Lassen Sie mich zu dem Thema einige Worte im einzelnen sagen. Der Bundeskanzler sprach von der Erfüllung eines Wählerauftrags. Der Wähler hat — wenn er der Koalition SPD/FDP auch mit knapper Mehrheit die Regierungsverantwortung übertragen hat — das jedenfalls unter anderen Voraussetzungen getan, als sie wenige Tage nach der Wahl enthüllt worden sind.
Die Stabilität der parlamentarischen Demokratie
ist nicht durch dieses Wahlergebnis bestätigt worden. Das ist eine Überheblichkeit, Herr Bundeskanzler, oder eine Ihrer vielen falschen Vereinfachungen. Wenn der Wähler, sei es mit kleiner oder mit großer Mehrheit, der CDU/CSU die Mehrheit gegeben hätte, wäre es genauso ein Beweis für die Stabilität der parlamentarischen Demokratie gewesen. So einfach geht das nicht.
— Herr Wehner, ich weiß, daß Sie einen Gesprächspartner suchen, weil Sie mit Ihrem Nachbarn nicht gerne reden.
Noch nie ist dem Wähler schon so kurz nach einer Wahl, und zwar so eindringlich, vor Augen geführt worden, daß sein Wahlverhalten, nämlich die für die SPD/FDP-Koalition erzielte hauchdünne Mehrheit, durch etwas verursacht wurde, was selbst absolut koalitionsfreundliche Zeitungen als „Lüge" — wenn ich die „Frankfurter Rundschau" zitiere, und hier darf ich es ja ohne Ordnungsruf sagen —, als „Betrug" oder „Täuschung" — „Kölner StadtAnzeiger" — bezeichnet haben.
Als ich vor der Wahl — damals sollen ja angeblich 20 Millionen Zuschauer während der Fernsehdiskussion drei Tage vor der Wahl vor dem Bildschirm gesessen haben — auf die katastrophale Lage der Rentenfinanzen hinwies und von einem „Verfall der Finanzgrundlagen der Rentenversicherung" sprach — ich habe nicht von einem Verfall der Rentenversicherung gesprochen, wie mir hernach Herr Schmidt in seiner bekannten simplifizierenden Art unterstellte, sondern von einem „Verfall der Finanzgrundlagen der Rentenversicherung" — und vom Zwang zu drastischen Schritten — eine wörtliche Wiederholung —, haben Sie, Herr Bundeskanzler, mir mit gespielter Empörung unchristliche Angstmache vorgeworfen.
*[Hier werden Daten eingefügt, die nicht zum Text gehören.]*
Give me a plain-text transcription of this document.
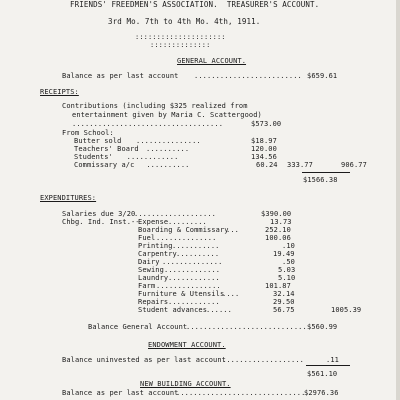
FRIENDS' FREEDMEN'S ASSOCIATION.  TREASURER'S ACCOUNT.
3rd Mo. 7th to 4th Mo. 4th, 1911.
:::::::::::::::::::::
::::::::::::::
GENERAL ACCOUNT.
Balance as per last account ......................... $659.61
RECEIPTS:
Contributions (including $325 realized from
entertainment given by Maria C. Scattergood)
...................................	$573.00
From School:
Butter sold ...............	$18.97
Teachers' Board ..........	120.00
Students' ............	134.56
Commissary a/c ..........	60.24 333.77	906.77
$1566.38
EXPENDITURES:
Salaries due 3/20
...................	$390.00
Chbg. Ind. Inst.--
Expense .........	13.73
Boarding & Commissary
...	252.10
Fuel ..............	100.06
Printing ...........	.10
Carpentry ..........	19.49
Dairy ..............	.50
Sewing .............	5.03
Laundry ............	5.10
Farm ...............	101.87
Furniture & Utensils
....	32.14
Repairs ............	29.50
Student advances
......	56.75	1005.39
Balance General Account
............................ $560.99
ENDOWMENT ACCOUNT.
Balance uninvested as per last account
...................	.11
$561.10
NEW BUILDING ACCOUNT.
Balance as per last account
..............................
$2976.36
Sie und alle anderen führenden Politiker von SPD und FDP versprachen sowohl die Erhöhung der Renten um 10 % zum 1. Juli 1977 wie auch die Aufrechterhaltung der Bruttolohnbezogenheit der Renten auf Dauer wie auch die Nichterhöhung der Beiträge. Sie werden mir vielleicht antworten, das sei ja eingehalten worden. Es ist aber mehr eine Lüge als eine Wahrheit, daß das eingehalten worden ist; denn ob man die allgemeinen Beiträge erhöht oder ob man die Krankenkassenbeiträge erhöht, um den Ausgleich zu schaffen: Sie haben den Eindruck erweckt, daß weder Steuern noch irgendwelche Beiträge erhöht werden müssen, wenn die von Ihnen gegebenen Zusagen finanziert werden sollen, und das ist eindeutig falsch. Darüber gibt es wohl keinen Zweifel.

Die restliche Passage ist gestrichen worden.